Hannover (epd). Die Diakonie hat sich besorgt über die von der Bundesregierung geplanten Änderungen beim Insolvenzverfahren für private Schuldner geäußert. "Wesentliche Fortschritte, die wir bereits erzielt hatten, werden zurückgenommen", sagte der Direktor des Diakonischen Werkes der hannoverschen Landeskirche, Manfred Schwetje, am Montag vor Journalisten in Hannover. Nach den Plänen des Bundesjustizministeriums sollen die Schuldner die Kosten des Verfahrens künftig selbst bezahlen.
Zwei Drittel der Schuldner könnten sich damit kein Entschuldungsverfahren leisten, sagte Diakonie-Referent Helge Johr. Für sie sehe der Gesetzentwurf ein vereinfachtes Verfahren ohne Treuhänder vor. Dabei seien mittellose Schuldner anders als im bisherigen Insolvenzverfahren nicht gegen einzelne Zwangsvollstreckungen geschützt. Das erzeuge hohen psychischen Druck und schade letztlich allen Beteiligten. Der Entwurf müsse deshalb korrigiert werden.
"Wer jeden Tag zehn Briefe von Gläubigern im Briefkasten hat, kann sich nicht darauf konzentrieren, Arbeit zu suchen", sagte Johr. Zudem sei zu erwarten, dass Arbeitgeber die Probezeit von insolventen Mitarbeitern beenden würden, wenn Gläubiger Geld pfänden wollten. Schuldner könnten auch ihr Girokonto verlieren, weil die Banken Pfändungsversuche nicht mehr bearbeiten wollten. "Wir fürchten ein Zwei-Klassen-Recht für Schuldner, das ist schwer erträglich", sagte Schuldnerberater Klaus Helke.
In einer Befragung von mehr als 1.900 Klienten, die das Diakonische Werk am Montag vorstellte, äußerten sich 86 Prozent zufrieden über die Beratung. 70 Prozent gaben an, sie hätten keine Angst vor Schulden mehr und könnten besser schlafen.
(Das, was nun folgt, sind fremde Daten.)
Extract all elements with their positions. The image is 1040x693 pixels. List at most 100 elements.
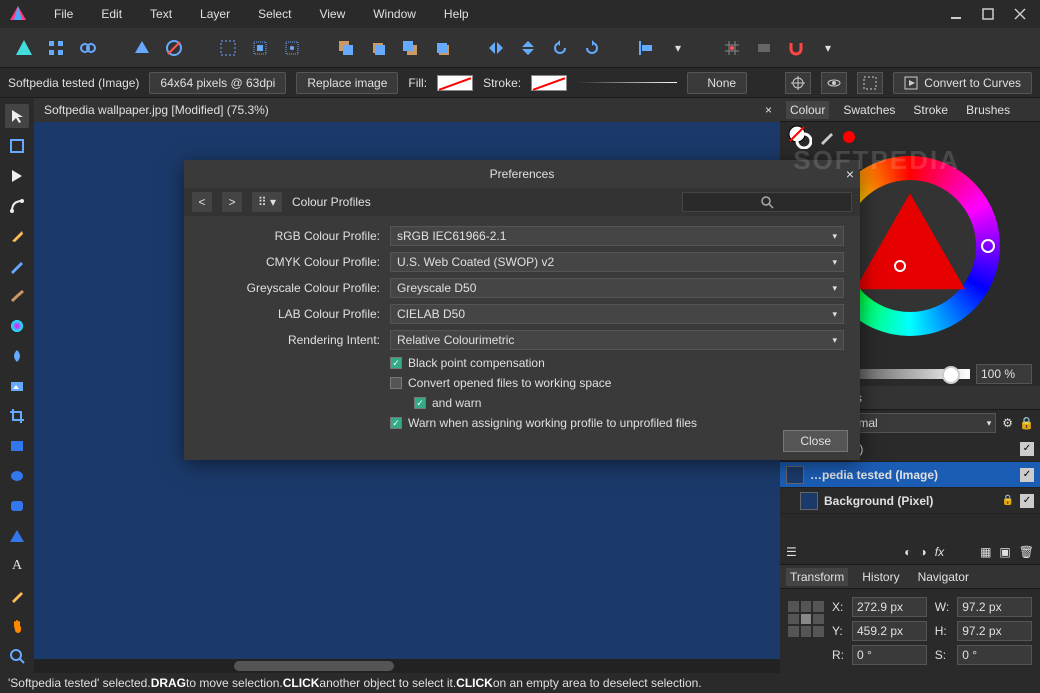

Die Studie zeige, dass Beratung neue Überschuldung verhindern könne, sagte Helke. Die Klienten lernten, besser mit Geld umzugehen. Zahlreiche Schuldner sähen dadurch auch bessere Chancen auf dem Arbeitsmarkt.
Nach Angaben der Diakonie gelten in Deutschland 3,13 Millionen Haushalte als überschuldet. Das entspricht einer Quote von acht Prozent. Betroffen sind rund sechs Millionen Menschen. In Niedersachsen sind rund 280.000 Haushalte überschuldet. Hier ist die Diakonie mit rund 50 Beratungsstellen die größte Anbieterin für Schuldnerberatung. Sie betreut jährlich rund 6.000 Klienten.Rund 80 Prozent von ihnen leiteten ein Insolvenzverfahren ein, hieß es.